Jestem po spotkaniu z inicjatorami akcji #SilniRazem. Potrzebujemy takich obrońców demokracji w Polsce. Niech silni razem beda coraz silniejsi.
— Leszek Balcerowicz (@LBalcerowicz) September 17, 2019
– Jestem po spotkaniu z inicjatorami akcji #SilniRazem. Potrzebujemy takich obrońców demokracji w Polsce. Niech silni razem będą coraz silniejsi – napisał Balcerowicz na Twitterze, odnosząc się do akcji, która pierwotnie udawała spontaniczną i oddolną. W rzeczywistości pomysł firmują Krzysztof Brejza i Adama Szłapka.
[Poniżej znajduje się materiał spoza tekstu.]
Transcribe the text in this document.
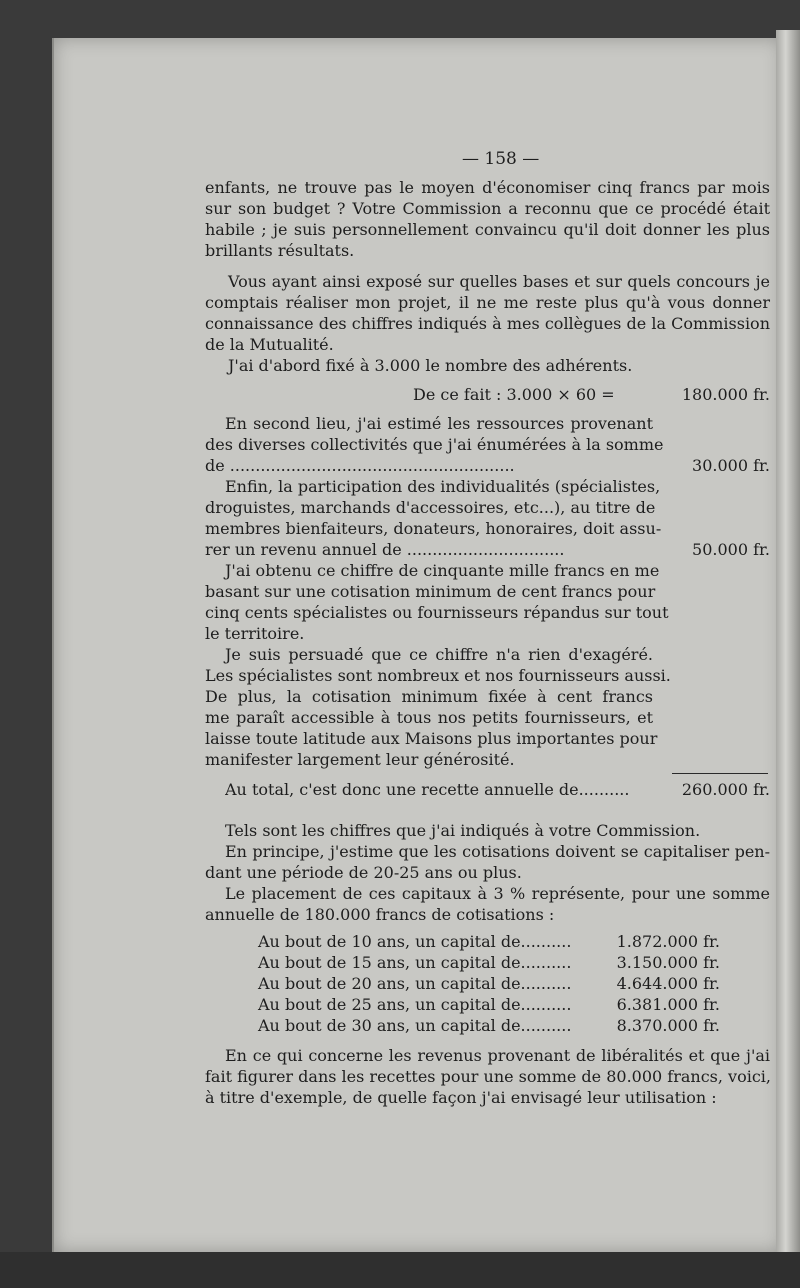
— 158 —
enfants, ne trouve pas le moyen d'économiser cinq francs par mois
sur son budget ? Votre Commission a reconnu que ce procédé était
habile ; je suis personnellement convaincu qu'il doit donner les plus
brillants résultats.
Vous ayant ainsi exposé sur quelles bases et sur quels concours je
comptais réaliser mon projet, il ne me reste plus qu'à vous donner
connaissance des chiffres indiqués à mes collègues de la Commission
de la Mutualité.
J'ai d'abord fixé à 3.000 le nombre des adhérents.
De ce fait : 3.000 × 60 =	180.000 fr.
En second lieu, j'ai estimé les ressources provenant
des diverses collectivités que j'ai énumérées à la somme
de ........................................................	30.000 fr.
Enfin, la participation des individualités (spécialistes,
droguistes, marchands d'accessoires, etc...), au titre de
membres bienfaiteurs, donateurs, honoraires, doit assu-
rer un revenu annuel de ...............................	50.000 fr.
J'ai obtenu ce chiffre de cinquante mille francs en me
basant sur une cotisation minimum de cent francs pour
cinq cents spécialistes ou fournisseurs répandus sur tout
le territoire.
Je suis persuadé que ce chiffre n'a rien d'exagéré.
Les spécialistes sont nombreux et nos fournisseurs aussi.
De plus, la cotisation minimum fixée à cent francs
me paraît accessible à tous nos petits fournisseurs, et
laisse toute latitude aux Maisons plus importantes pour
manifester largement leur générosité.
Au total, c'est donc une recette annuelle de..........	260.000 fr.
Tels sont les chiffres que j'ai indiqués à votre Commission.
En principe, j'estime que les cotisations doivent se capitaliser pen-
dant une période de 20-25 ans ou plus.
Le placement de ces capitaux à 3 % représente, pour une somme
annuelle de 180.000 francs de cotisations :
Au bout de 10 ans, un capital de..........	1.872.000 fr.
Au bout de 15 ans, un capital de..........	3.150.000 fr.
Au bout de 20 ans, un capital de..........	4.644.000 fr.
Au bout de 25 ans, un capital de..........	6.381.000 fr.
Au bout de 30 ans, un capital de..........	8.370.000 fr.
En ce qui concerne les revenus provenant de libéralités et que j'ai
fait figurer dans les recettes pour une somme de 80.000 francs, voici,
à titre d'exemple, de quelle façon j'ai envisagé leur utilisation :
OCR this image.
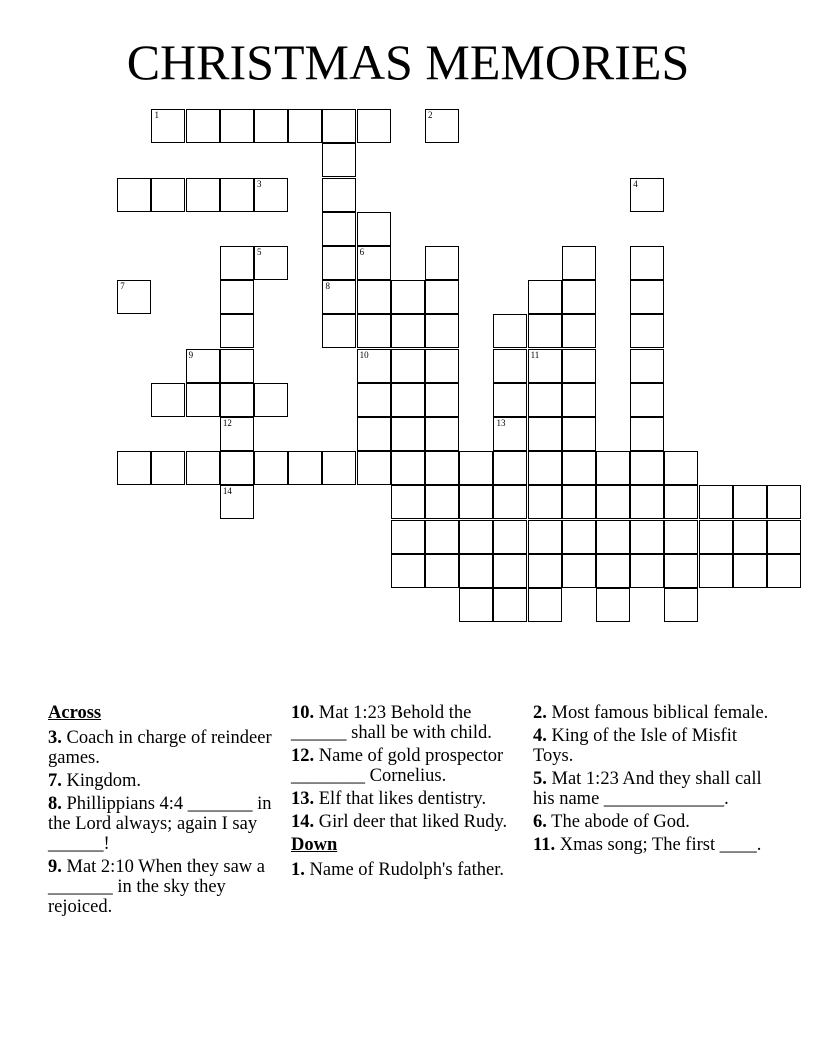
CHRISTMAS MEMORIES
1
12
14
8
6
10
13
11
2
3	4
5
7
9
Across
3. Coach in charge of reindeer games.
7. Kingdom.
8. Phillippians 4:4 _______ in the Lord always; again I say ______!
9. Mat 2:10 When they saw a _______ in the sky they rejoiced.
10. Mat 1:23 Behold the ______ shall be with child.
12. Name of gold prospector ________ Cornelius.
13. Elf that likes dentistry.
14. Girl deer that liked Rudy.
Down
1. Name of Rudolph's father.
2. Most famous biblical female.
4. King of the Isle of Misfit Toys.
5. Mat 1:23 And they shall call his name _____________.
6. The abode of God.
11. Xmas song; The first ____.
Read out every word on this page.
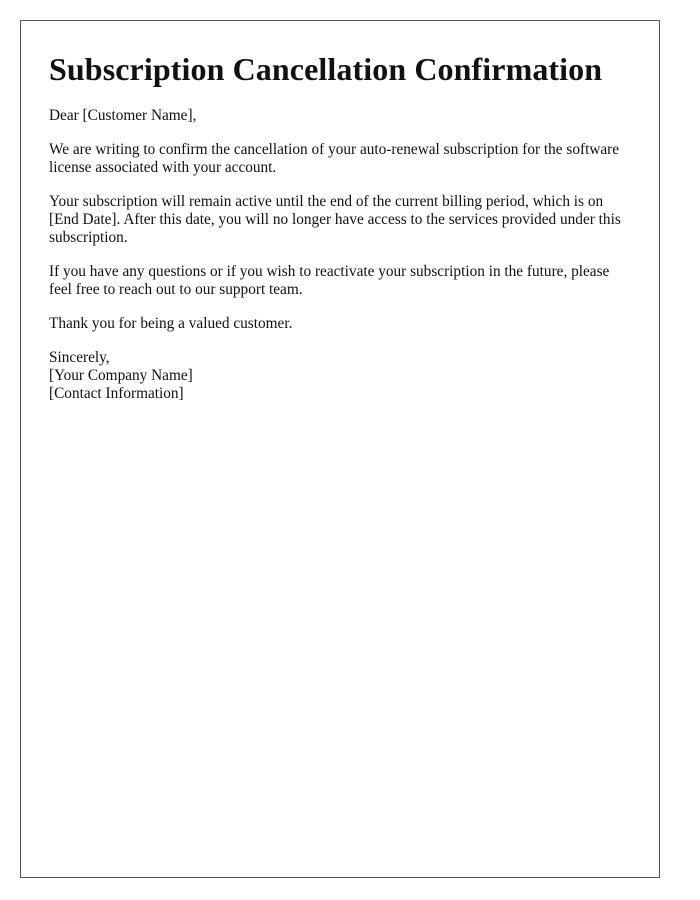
Subscription Cancellation Confirmation

Dear [Customer Name],

We are writing to confirm the cancellation of your auto-renewal subscription for the software license associated with your account.

Your subscription will remain active until the end of the current billing period, which is on [End Date]. After this date, you will no longer have access to the services provided under this subscription.

If you have any questions or if you wish to reactivate your subscription in the future, please feel free to reach out to our support team.

Thank you for being a valued customer.

Sincerely,
[Your Company Name]
[Contact Information]
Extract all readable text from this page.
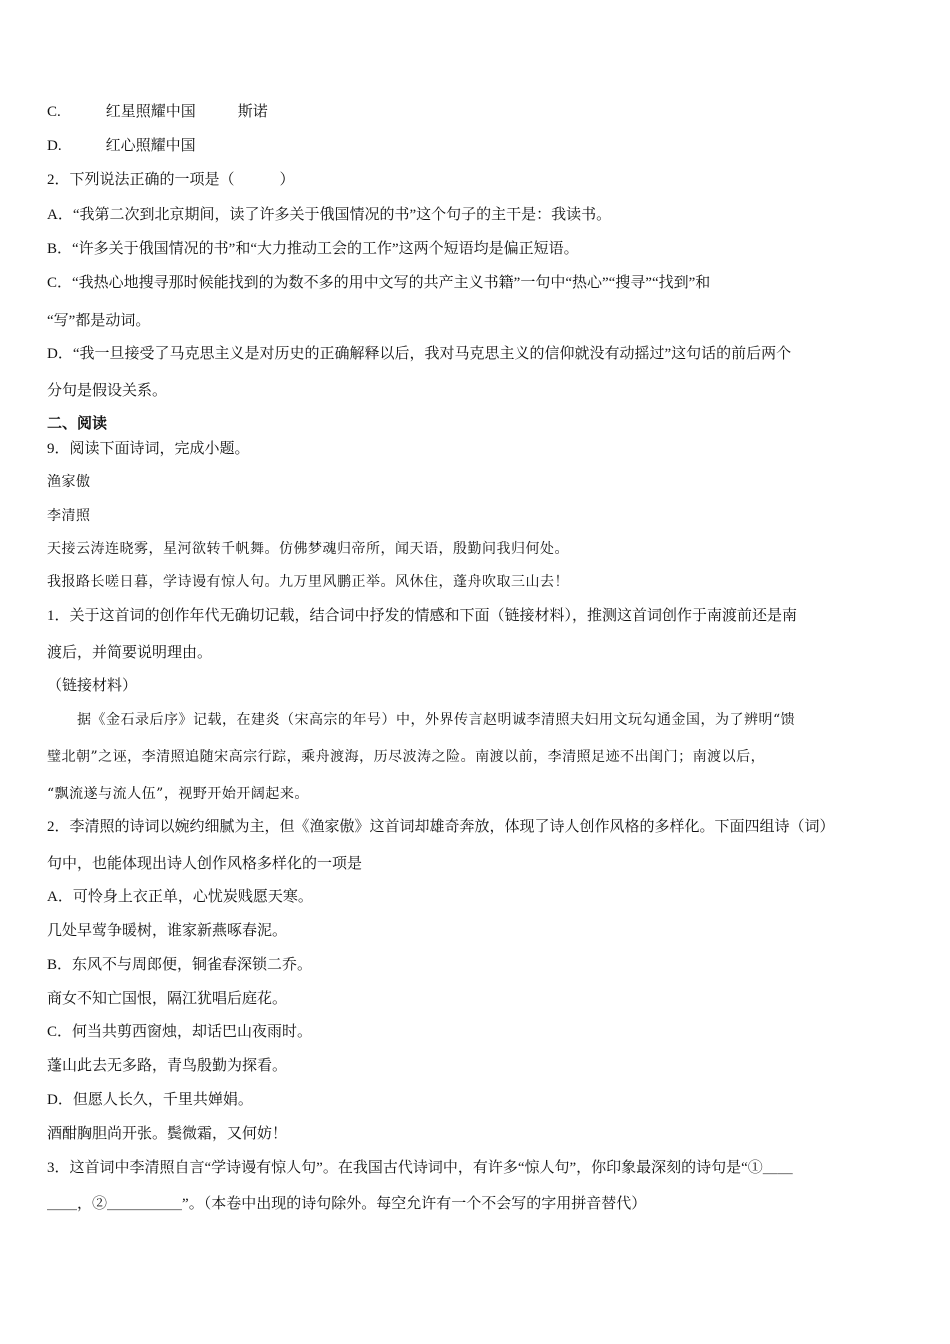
C.	红星照耀中国	斯诺
D.	红心照耀中国
2．下列说法正确的一项是（　　　）
A．“我第二次到北京期间，读了许多关于俄国情况的书”这个句子的主干是：我读书。
B．“许多关于俄国情况的书”和“大力推动工会的工作”这两个短语均是偏正短语。
C．“我热心地搜寻那时候能找到的为数不多的用中文写的共产主义书籍”一句中“热心”“搜寻”“找到”和
“写”都是动词。
D．“我一旦接受了马克思主义是对历史的正确解释以后，我对马克思主义的信仰就没有动摇过”这句话的前后两个
分句是假设关系。
二、阅读
9．阅读下面诗词，完成小题。
渔家傲
李清照
天接云涛连晓雾，星河欲转千帆舞。仿佛梦魂归帝所，闻天语，殷勤问我归何处。
我报路长嗟日暮，学诗谩有惊人句。九万里风鹏正举。风休住，蓬舟吹取三山去！
1．关于这首词的创作年代无确切记载，结合词中抒发的情感和下面（链接材料），推测这首词创作于南渡前还是南
渡后，并简要说明理由。
（链接材料）
据《金石录后序》记载，在建炎（宋高宗的年号）中，外界传言赵明诚李清照夫妇用文玩勾通金国，为了辨明“馈
璧北朝”之诬，李清照追随宋高宗行踪，乘舟渡海，历尽波涛之险。南渡以前，李清照足迹不出闺门；南渡以后，
“飘流遂与流人伍”，视野开始开阔起来。
2．李清照的诗词以婉约细腻为主，但《渔家傲》这首词却雄奇奔放，体现了诗人创作风格的多样化。下面四组诗（词）
句中，也能体现出诗人创作风格多样化的一项是
A．可怜身上衣正单，心忧炭贱愿天寒。
几处早莺争暖树，谁家新燕啄春泥。
B．东风不与周郎便，铜雀春深锁二乔。
商女不知亡国恨，隔江犹唱后庭花。
C．何当共剪西窗烛，却话巴山夜雨时。
蓬山此去无多路，青鸟殷勤为探看。
D．但愿人长久，千里共婵娟。
酒酣胸胆尚开张。鬓微霜，又何妨！
3．这首词中李清照自言“学诗谩有惊人句”。在我国古代诗词中，有许多“惊人句”，你印象最深刻的诗句是“①＿＿
＿＿，②＿＿＿＿＿”。（本卷中出现的诗句除外。每空允许有一个不会写的字用拼音替代）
Pytany o tę kwestię w radiowych “Sygnałach Dnia” rzecznik rządu Piotr Müller podkreślił, że sam był “zszokowany tą sytuacją”. “Bo ja sam na Twitterze czy innych kanałach społecznościowych byłem wielokrotnie przez te grupy pod hasztagiem #Silnirazem atakowany, i to naprawdę w taki ordynarny sposób” – dodał.
“Nie rozumiem tego ruchu PO. Szczerze mówiąc, to jest kolejny prezent z punktu widzenia wyborczego, bo odsłania tak naprawdę to, w jaki sposób PO funkcjonuje. To pokazuje tę hipokryzję, która niestety wielokrotnie w ustach Platformy Obywatelskiej występuje” – ocenił Mller.